肥満や健康問題について議論されるとき、大まかに言って、糖質と脂肪どちらかが「悪玉」なのか、意見が分かれている。先日、英国の公共放送局BBCのテレビ番組『Horizon』で、医者の双子が実験台となり、1ヶ月間、一人は糖質偏重で脂肪を排除した食事、そしてもう一人は逆に脂肪偏重で糖質を排除した食事を摂取した。もちろん科学的な実験とは言えないが、観ていて面白かった。

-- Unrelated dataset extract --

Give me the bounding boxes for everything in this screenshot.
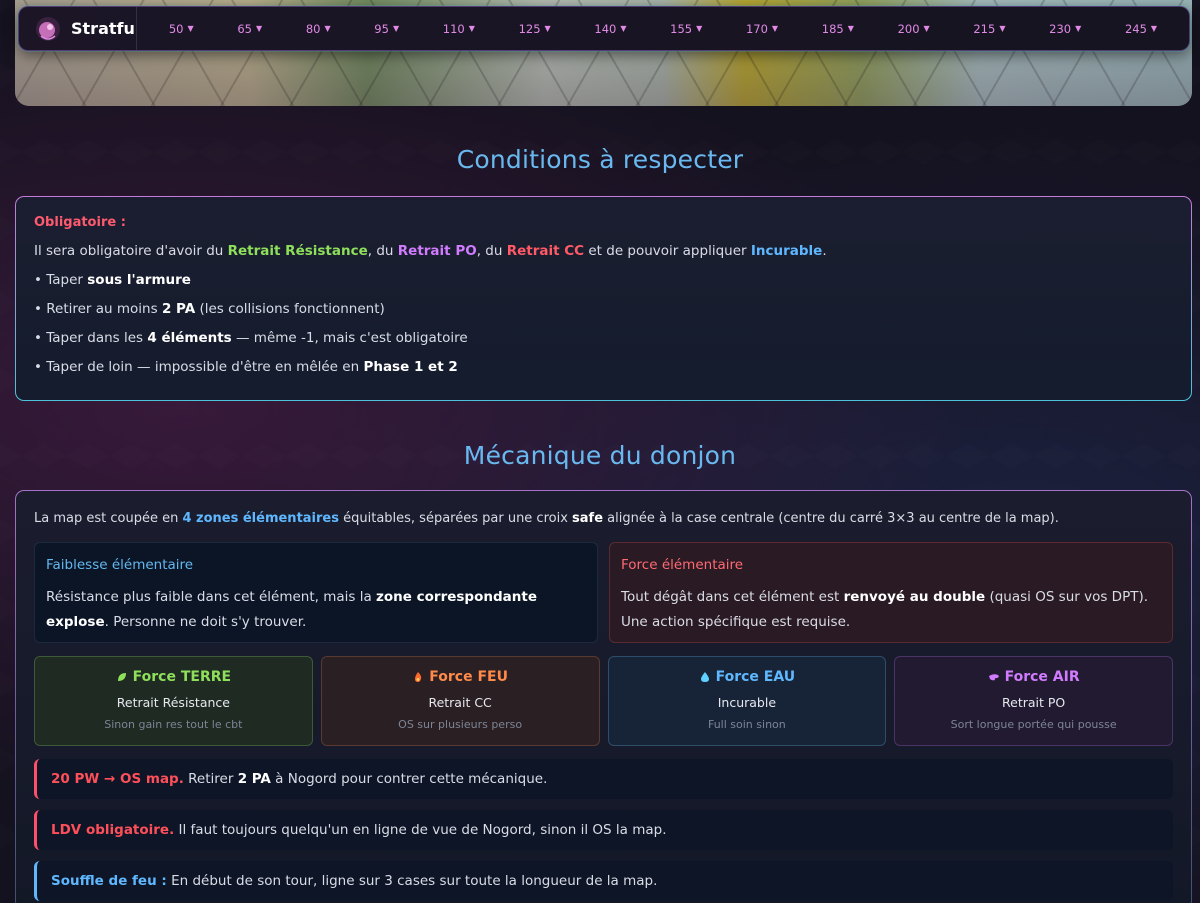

記憶力や集中力あるいは短期の運動にとって、糖質は必要なので、脂肪偏重の食生活はこれらの点で不利。一方、脂肪偏重の食事は多く蛋白質を摂るため、満腹感に達しやすく、摂取カロリー量は糖質偏重の食事よりも少なかった。1ヶ月後、二人とも体重は減ったが、失ったのは体脂肪だけではなく、筋肉質だった。興味深かったのは、コレステロール値には大した変化はなかったと、脂肪偏重では血糖値が上昇して、糖質偏重では血糖値に特に変化がなかったということ。
番組の最後の方では、どちらか一方が悪いのではなく、危険な食べ物は、脂肪と糖質が両方ある場合で、特に半々という割合の時。中毒性があり、ついつい量も多く食べてしまうという、実験やデータに基づいた説が紹介されていた。脂肪中心あるいは糖質中心の食品であれば、そのうちに飽きてしまうのか食べるのをやめるし、他にも野菜なども摂取してバランス良い食生活となるが、脂肪と糖質両方ある食品だと、止め処なく食べてしまい、バランスが崩れるということ。
つまり何かが絶対悪であり、それを除けば肥満にならないというような、簡単な話ではない。健康を維持するには、食べ過ぎない、運動をする、当たり前と言えば当たり前のことだが、それでも今後とも何か一つ行えば痩せるという〇〇ダイエットが流行るだろう。